Bajo la pretensión de hacer un giro hacia una política migratoria más “humana”, la implementación de DACA se llevó a cabo mientras el Gobierno de Obama presidía la mayor operación de deportaciones en la historia del país, expulsando a casi 3 millones de inmigrantes en sus ocho años de mandato. Esto incluyó el acorralamiento y deportación de niños que buscaban escapar de América Central en el 2014.

Las discusiones que los círculos gobernantes están teniendo abarcan algún tipo de renovación de DACA con una “reforma migratoria comprensiva” que, de aprobarse, comenzaría un conjunto de medidas reaccionarias y bipartidistas para aumentar la militarización de la frontera e imponer aún más onerosos requisitos para cualquiera que solicite derechos de ciudadanía.

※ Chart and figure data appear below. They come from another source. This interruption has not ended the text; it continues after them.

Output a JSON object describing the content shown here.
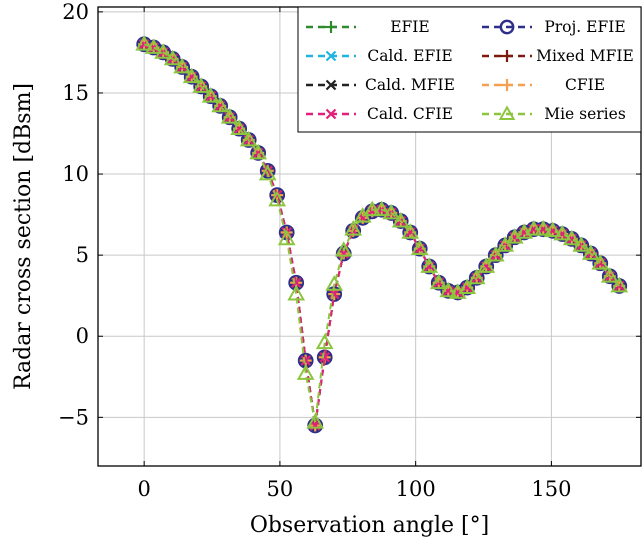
{
  "chart_data": {
    "type": "line",
    "xlabel": "Observation angle [°]",
    "ylabel": "Radar cross section [dBsm]",
    "xlim": [
      -17,
      183
    ],
    "ylim": [
      -8,
      20.3
    ],
    "xticks": [
      0,
      50,
      100,
      150
    ],
    "yticks": [
      -5,
      0,
      5,
      10,
      15,
      20
    ],
    "xtick_labels": [
      "0",
      "50",
      "100",
      "150"
    ],
    "ytick_labels": [
      "−5",
      "0",
      "5",
      "10",
      "15",
      "20"
    ],
    "grid": true,
    "legend_position": "top-right",
    "x": [
      0,
      3.5,
      7,
      10.5,
      14,
      17.5,
      21,
      24.5,
      28,
      31.5,
      35,
      38.5,
      42,
      45.5,
      49,
      52.5,
      56,
      59.5,
      63,
      66.5,
      70,
      73.5,
      77,
      80.5,
      84,
      87.5,
      91,
      94.5,
      98,
      101.5,
      105,
      108.5,
      112,
      115.5,
      119,
      122.5,
      126,
      129.5,
      133,
      136.5,
      140,
      143.5,
      147,
      150.5,
      154,
      157.5,
      161,
      164.5,
      168,
      171.5,
      175
    ],
    "series": [
      {
        "name": "EFIE",
        "color": "#2e8b2e",
        "marker": "plus",
        "values": [
          18.0,
          17.8,
          17.5,
          17.1,
          16.6,
          16.0,
          15.4,
          14.8,
          14.2,
          13.5,
          12.8,
          12.1,
          11.3,
          10.2,
          8.7,
          6.4,
          3.3,
          -1.5,
          -5.5,
          -1.3,
          2.6,
          5.1,
          6.5,
          7.3,
          7.7,
          7.8,
          7.6,
          7.1,
          6.4,
          5.4,
          4.3,
          3.3,
          2.8,
          2.7,
          3.0,
          3.6,
          4.3,
          5.0,
          5.6,
          6.1,
          6.4,
          6.6,
          6.6,
          6.5,
          6.3,
          6.0,
          5.6,
          5.1,
          4.5,
          3.7,
          3.1
        ]
      },
      {
        "name": "Proj. EFIE",
        "color": "#2d2f8a",
        "marker": "circle",
        "values": [
          18.0,
          17.8,
          17.5,
          17.1,
          16.6,
          16.0,
          15.4,
          14.8,
          14.2,
          13.5,
          12.8,
          12.1,
          11.3,
          10.2,
          8.7,
          6.4,
          3.3,
          -1.5,
          -5.5,
          -1.3,
          2.6,
          5.1,
          6.5,
          7.3,
          7.7,
          7.8,
          7.6,
          7.1,
          6.4,
          5.4,
          4.3,
          3.3,
          2.8,
          2.7,
          3.0,
          3.6,
          4.3,
          5.0,
          5.6,
          6.1,
          6.4,
          6.6,
          6.6,
          6.5,
          6.3,
          6.0,
          5.6,
          5.1,
          4.5,
          3.7,
          3.1
        ]
      },
      {
        "name": "Cald. EFIE",
        "color": "#22b5e0",
        "marker": "x",
        "values": [
          18.0,
          17.8,
          17.5,
          17.1,
          16.6,
          16.0,
          15.4,
          14.8,
          14.2,
          13.5,
          12.8,
          12.1,
          11.3,
          10.2,
          8.7,
          6.4,
          3.3,
          -1.5,
          -5.5,
          -1.3,
          2.6,
          5.1,
          6.5,
          7.3,
          7.7,
          7.8,
          7.6,
          7.1,
          6.4,
          5.4,
          4.3,
          3.3,
          2.8,
          2.7,
          3.0,
          3.6,
          4.3,
          5.0,
          5.6,
          6.1,
          6.4,
          6.6,
          6.6,
          6.5,
          6.3,
          6.0,
          5.6,
          5.1,
          4.5,
          3.7,
          3.1
        ]
      },
      {
        "name": "Mixed MFIE",
        "color": "#7b1a0d",
        "marker": "plus",
        "values": [
          18.0,
          17.8,
          17.5,
          17.1,
          16.6,
          16.0,
          15.4,
          14.8,
          14.2,
          13.5,
          12.8,
          12.1,
          11.3,
          10.2,
          8.7,
          6.4,
          3.3,
          -1.5,
          -5.5,
          -1.3,
          2.6,
          5.1,
          6.5,
          7.3,
          7.7,
          7.8,
          7.6,
          7.1,
          6.4,
          5.4,
          4.3,
          3.3,
          2.8,
          2.7,
          3.0,
          3.6,
          4.3,
          5.0,
          5.6,
          6.1,
          6.4,
          6.6,
          6.6,
          6.5,
          6.3,
          6.0,
          5.6,
          5.1,
          4.5,
          3.7,
          3.1
        ]
      },
      {
        "name": "Cald. MFIE",
        "color": "#222222",
        "marker": "x",
        "values": [
          18.0,
          17.8,
          17.5,
          17.1,
          16.6,
          16.0,
          15.4,
          14.8,
          14.2,
          13.5,
          12.8,
          12.1,
          11.3,
          10.2,
          8.7,
          6.4,
          3.3,
          -1.5,
          -5.5,
          -1.3,
          2.6,
          5.1,
          6.5,
          7.3,
          7.7,
          7.8,
          7.6,
          7.1,
          6.4,
          5.4,
          4.3,
          3.3,
          2.8,
          2.7,
          3.0,
          3.6,
          4.3,
          5.0,
          5.6,
          6.1,
          6.4,
          6.6,
          6.6,
          6.5,
          6.3,
          6.0,
          5.6,
          5.1,
          4.5,
          3.7,
          3.1
        ]
      },
      {
        "name": "CFIE",
        "color": "#f5a050",
        "marker": "plus",
        "values": [
          18.0,
          17.8,
          17.5,
          17.1,
          16.6,
          16.0,
          15.4,
          14.8,
          14.2,
          13.5,
          12.8,
          12.1,
          11.3,
          10.2,
          8.7,
          6.4,
          3.3,
          -1.5,
          -5.5,
          -1.3,
          2.6,
          5.1,
          6.5,
          7.3,
          7.7,
          7.8,
          7.6,
          7.1,
          6.4,
          5.4,
          4.3,
          3.3,
          2.8,
          2.7,
          3.0,
          3.6,
          4.3,
          5.0,
          5.6,
          6.1,
          6.4,
          6.6,
          6.6,
          6.5,
          6.3,
          6.0,
          5.6,
          5.1,
          4.5,
          3.7,
          3.1
        ]
      },
      {
        "name": "Cald. CFIE",
        "color": "#e0207a",
        "marker": "x",
        "values": [
          18.0,
          17.8,
          17.5,
          17.1,
          16.6,
          16.0,
          15.4,
          14.8,
          14.2,
          13.5,
          12.8,
          12.1,
          11.3,
          10.2,
          8.7,
          6.4,
          3.3,
          -1.5,
          -5.5,
          -1.3,
          2.6,
          5.1,
          6.5,
          7.3,
          7.7,
          7.8,
          7.6,
          7.1,
          6.4,
          5.4,
          4.3,
          3.3,
          2.8,
          2.7,
          3.0,
          3.6,
          4.3,
          5.0,
          5.6,
          6.1,
          6.4,
          6.6,
          6.6,
          6.5,
          6.3,
          6.0,
          5.6,
          5.1,
          4.5,
          3.7,
          3.1
        ]
      },
      {
        "name": "Mie series",
        "color": "#8cc63f",
        "marker": "triangle",
        "values": [
          18.0,
          17.8,
          17.5,
          17.1,
          16.6,
          16.0,
          15.4,
          14.8,
          14.2,
          13.5,
          12.8,
          12.1,
          11.3,
          10.0,
          8.4,
          6.0,
          2.6,
          -2.3,
          -5.3,
          -0.4,
          3.2,
          5.3,
          6.6,
          7.4,
          7.8,
          7.8,
          7.6,
          7.1,
          6.4,
          5.4,
          4.3,
          3.3,
          2.8,
          2.7,
          3.0,
          3.6,
          4.3,
          5.0,
          5.6,
          6.1,
          6.4,
          6.6,
          6.6,
          6.5,
          6.3,
          6.0,
          5.6,
          5.1,
          4.5,
          3.7,
          3.1
        ]
      }
    ],
    "legend_order": [
      "EFIE",
      "Proj. EFIE",
      "Cald. EFIE",
      "Mixed MFIE",
      "Cald. MFIE",
      "CFIE",
      "Cald. CFIE",
      "Mie series"
    ]
  }
}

La finalización de DACA es parte de una ofensiva antiinmigrante más amplia del Gobierno de Trump, la cual no se ha topado con ninguna oposición del Partido Demócrata, el cual ha dedicado los últimos siete meses denunciando a Trump por ser demasiado “suave” con Rusia. Los demócratas han aplaudido cada paso para que los militares tomen más y más las riendas de la Casa Blanca, incluyendo el ascenso del exgeneral John Kelly de secretario de Seguridad Nacional de Trump a jefe de personal.

Kelly, quien supervisó directamente los ataques contra inmigrantes de Trump como titular del Departamento de Seguridad Nacional, había sido elegido por Obama en el 2012 para encabezar el Comando Sur de EUA, el cual preside las operaciones militares en América del Sur, Central y el Caribe. Para su primer puesto en la Administración Trump, Kelly fue confirmado por el Senado estadounidense con un voto bipartidista de 88 a 11.

La eliminación de DACA marca una escalada importante en la guerra de Trump contra los inmigrantes y tendrá consecuencias del mayor alcance. Los instrumentos y métodos de opresión que se forjen y afilen en estos ataques contra inmigrantes en nombre de “la ley y el orden” —el aparato de espionaje masivo, la recolección y reparto de datos, la integración de todas las agencias policiales y el armamento de las fuerzas policiacas con equipos militares— serán empleados contra la clase obrera en su conjunto.

Existe una gran oposición a las políticas antiinmigrantes del Gobierno de Trump. Esta oposición no puede ser encauzada de vuelta al Partido Demócrata, que está igual de irreparablemente sujeto a la élite corporativa que el Partido Republicano.

La defensa de los trabajadores inmigrantes exige la movilización independiente de toda la clase obrera en Estados Unidos e internacionalmente, con base en un programa que avance su propia solución a la crisis económica mundial: la reorganización de la economía global para atender todas las necesidades sociales y no el afán de lucro privado. Esta lucha unida tiene que comenzar con un rechazo a todos los intentos para dividir a los trabajadores nacidos en EUA de los trabajadores inmigrantes, independientemente de su estatus legal, y una defensa de la libertad de todos a vivir y trabajar en el país de su elección con derechos plenos e igualitarios.